Uit 4.1 tot en met 4.4 en 4.5 volgt dat het hoger beroep niet slaagt voor zover het aanvraag 3 en het in dat verband verleende voorschot betreft. Uit 4.6 tot en met 4.8.1 volgt, dat het hoger beroep evenmin slaagt voor zover het aanvraag 4 betreft. De aangevallen uitspraak moet dan ook worden bevestigd.

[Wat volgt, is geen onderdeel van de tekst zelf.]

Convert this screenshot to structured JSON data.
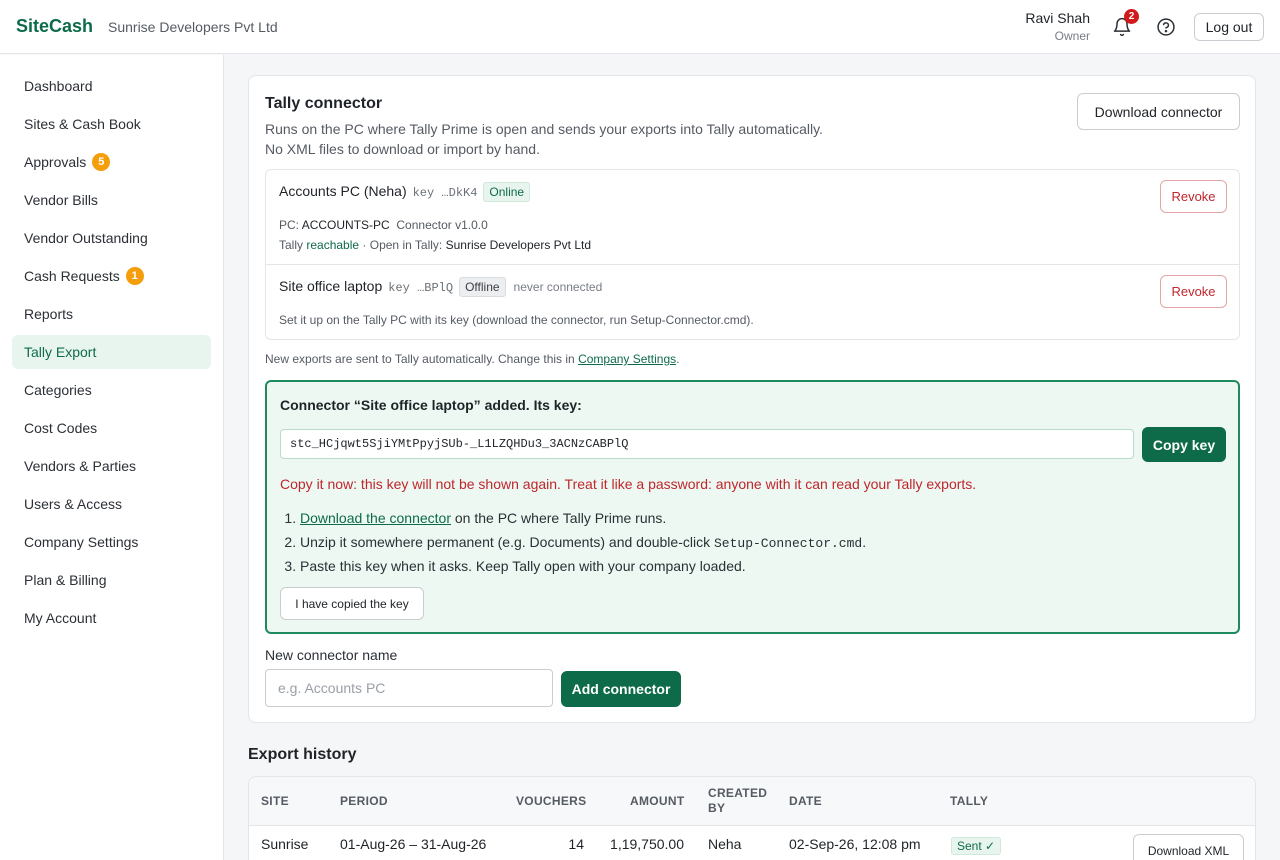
{
  "header": {
    "brand": "SiteCash",
    "company": "Sunrise Developers Pvt Ltd",
    "user_name": "Ravi Shah",
    "user_role": "Owner",
    "notification_count": "2",
    "logout_label": "Log out"
  },
  "sidebar": {
    "items": [
      {
        "label": "Dashboard"
      },
      {
        "label": "Sites & Cash Book"
      },
      {
        "label": "Approvals",
        "badge": "5"
      },
      {
        "label": "Vendor Bills"
      },
      {
        "label": "Vendor Outstanding"
      },
      {
        "label": "Cash Requests",
        "badge": "1"
      },
      {
        "label": "Reports"
      },
      {
        "label": "Tally Export",
        "active": true
      },
      {
        "label": "Categories"
      },
      {
        "label": "Cost Codes"
      },
      {
        "label": "Vendors & Parties"
      },
      {
        "label": "Users & Access"
      },
      {
        "label": "Company Settings"
      },
      {
        "label": "Plan & Billing"
      },
      {
        "label": "My Account"
      }
    ]
  },
  "connector": {
    "title": "Tally connector",
    "desc_line1": "Runs on the PC where Tally Prime is open and sends your exports into Tally automatically.",
    "desc_line2": "No XML files to download or import by hand.",
    "download_label": "Download connector",
    "items": [
      {
        "name": "Accounts PC (Neha)",
        "key": "key …DkK4",
        "status": "Online",
        "pc_label": "PC:",
        "pc_name": "ACCOUNTS-PC",
        "version": "Connector v1.0.0",
        "tally_label": "Tally",
        "tally_state": "reachable",
        "open_label": "· Open in Tally:",
        "open_company": "Sunrise Developers Pvt Ltd",
        "revoke_label": "Revoke"
      },
      {
        "name": "Site office laptop",
        "key": "key …BPlQ",
        "status": "Offline",
        "note": "never connected",
        "help": "Set it up on the Tally PC with its key (download the connector, run Setup-Connector.cmd).",
        "revoke_label": "Revoke"
      }
    ],
    "auto_note_prefix": "New exports are sent to Tally automatically. Change this in",
    "auto_note_link": "Company Settings",
    "auto_note_suffix": ".",
    "keybox": {
      "title": "Connector “Site office laptop” added. Its key:",
      "key_value": "stc_HCjqwt5SjiYMtPpyjSUb-_L1LZQHDu3_3ACNzCABPlQ",
      "copy_label": "Copy key",
      "warning": "Copy it now: this key will not be shown again. Treat it like a password: anyone with it can read your Tally exports.",
      "step1_link": "Download the connector",
      "step1_rest": " on the PC where Tally Prime runs.",
      "step2_prefix": "Unzip it somewhere permanent (e.g. Documents) and double-click ",
      "step2_code": "Setup-Connector.cmd",
      "step2_suffix": ".",
      "step3": "Paste this key when it asks. Keep Tally open with your company loaded.",
      "copied_label": "I have copied the key"
    },
    "new_label": "New connector name",
    "new_placeholder": "e.g. Accounts PC",
    "add_label": "Add connector"
  },
  "history": {
    "title": "Export history",
    "columns": [
      "Site",
      "Period",
      "Vouchers",
      "Amount",
      "Created by",
      "Date",
      "Tally"
    ],
    "rows": [
      {
        "site": "Sunrise",
        "period": "01-Aug-26 – 31-Aug-26",
        "vouchers": "14",
        "amount": "1,19,750.00",
        "created_by": "Neha",
        "date": "02-Sep-26, 12:08 pm",
        "tally": "Sent ✓",
        "download_label": "Download XML"
      }
    ]
  }
}
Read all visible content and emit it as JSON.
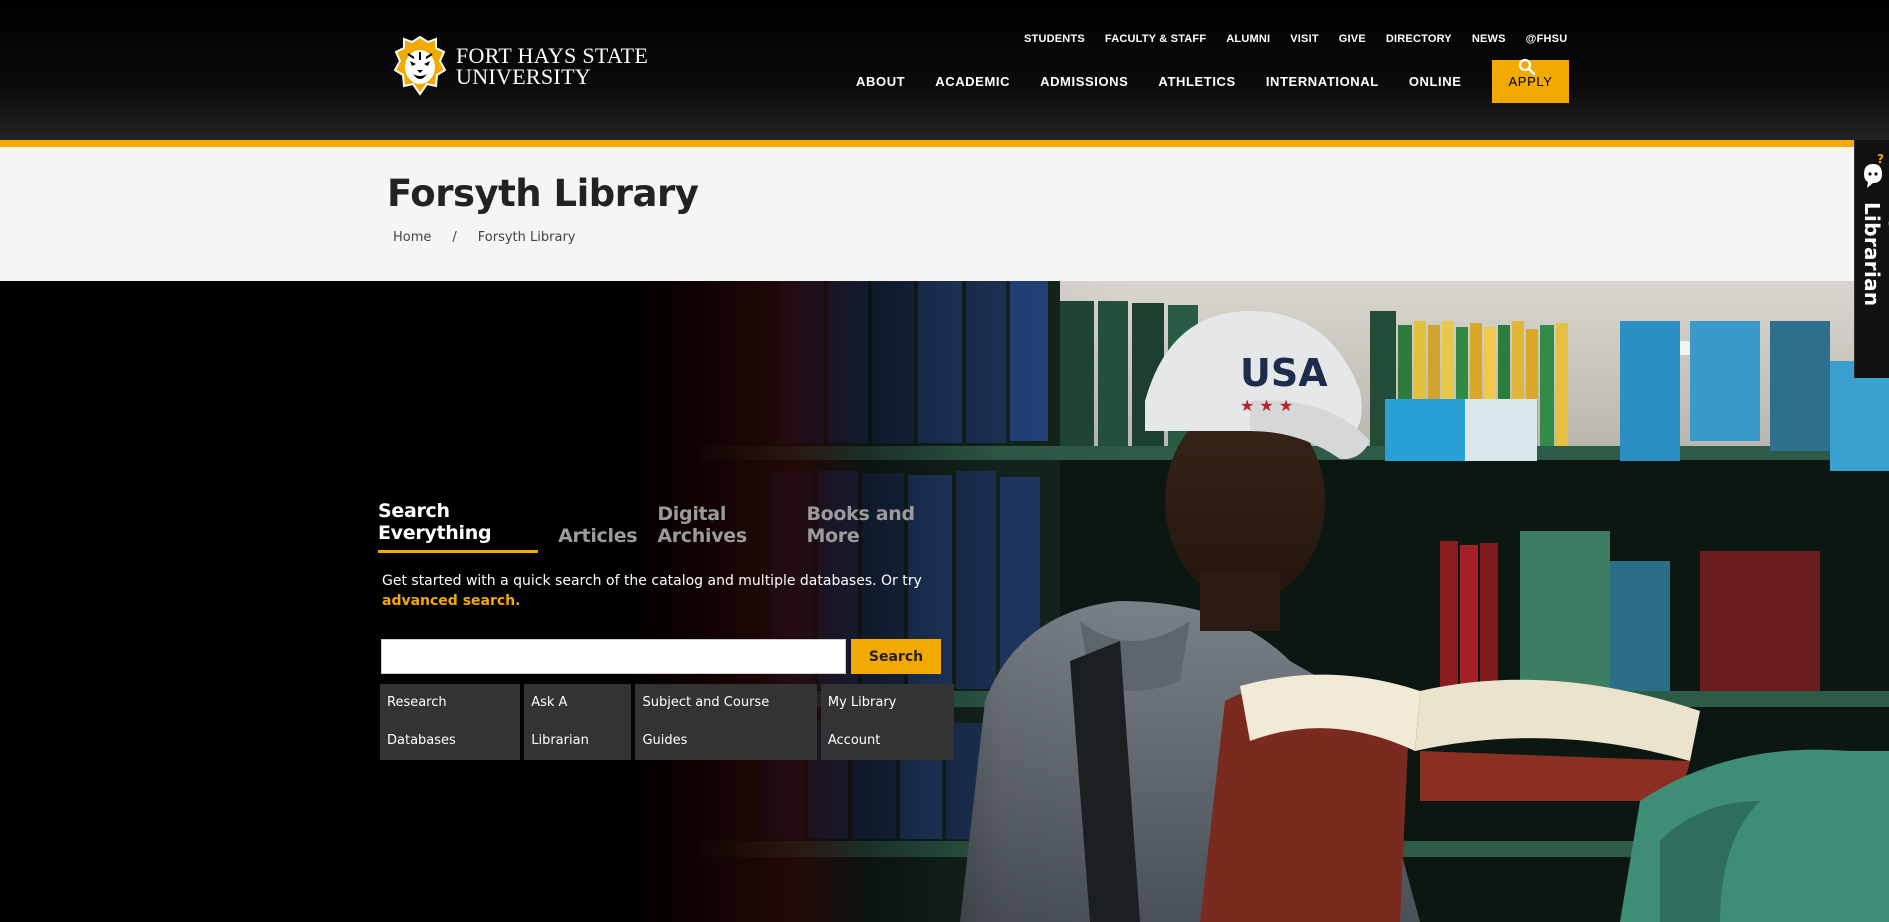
{
  "header": {
    "logo_line1": "FORT HAYS STATE",
    "logo_line2": "UNIVERSITY",
    "utility_nav": [
      "STUDENTS",
      "FACULTY & STAFF",
      "ALUMNI",
      "VISIT",
      "GIVE",
      "DIRECTORY",
      "NEWS",
      "@FHSU"
    ],
    "main_nav": [
      "ABOUT",
      "ACADEMIC",
      "ADMISSIONS",
      "ATHLETICS",
      "INTERNATIONAL",
      "ONLINE"
    ],
    "apply_label": "APPLY",
    "search_icon": "search-icon"
  },
  "page": {
    "title": "Forsyth Library",
    "breadcrumb": [
      "Home",
      "/",
      "Forsyth Library"
    ]
  },
  "search": {
    "tabs": [
      "Search Everything",
      "Articles",
      "Digital Archives",
      "Books and More"
    ],
    "active_tab": "Search Everything",
    "intro_text": "Get started with a quick search of the catalog and multiple databases. Or try ",
    "advanced_link": "advanced search.",
    "input_value": "",
    "button_label": "Search",
    "quick_links": [
      "Research Databases",
      "Ask A Librarian",
      "Subject and Course Guides",
      "My Library Account"
    ]
  },
  "ask_tab": {
    "label": "Ask A Librarian",
    "icon": "chat-question-icon"
  },
  "colors": {
    "accent": "#f2a900",
    "header_bg": "#000000",
    "title_band_bg": "#f5f5f5"
  }
}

5. Voor een veroordeling in de proceskosten bestaat geen aanleiding.

BESLISSING

De Centrale Raad van Beroep bevestigt de aangevallen uitspraak.
Deze uitspraak is gedaan door F. Hoogendijk als voorzitter en J.N.A. Bootsma en
M.F. Wagner als leden, in tegenwoordigheid van A.A.H. Ibrahim als griffier. De beslissing is uitgesproken in het openbaar op 5 november 2019.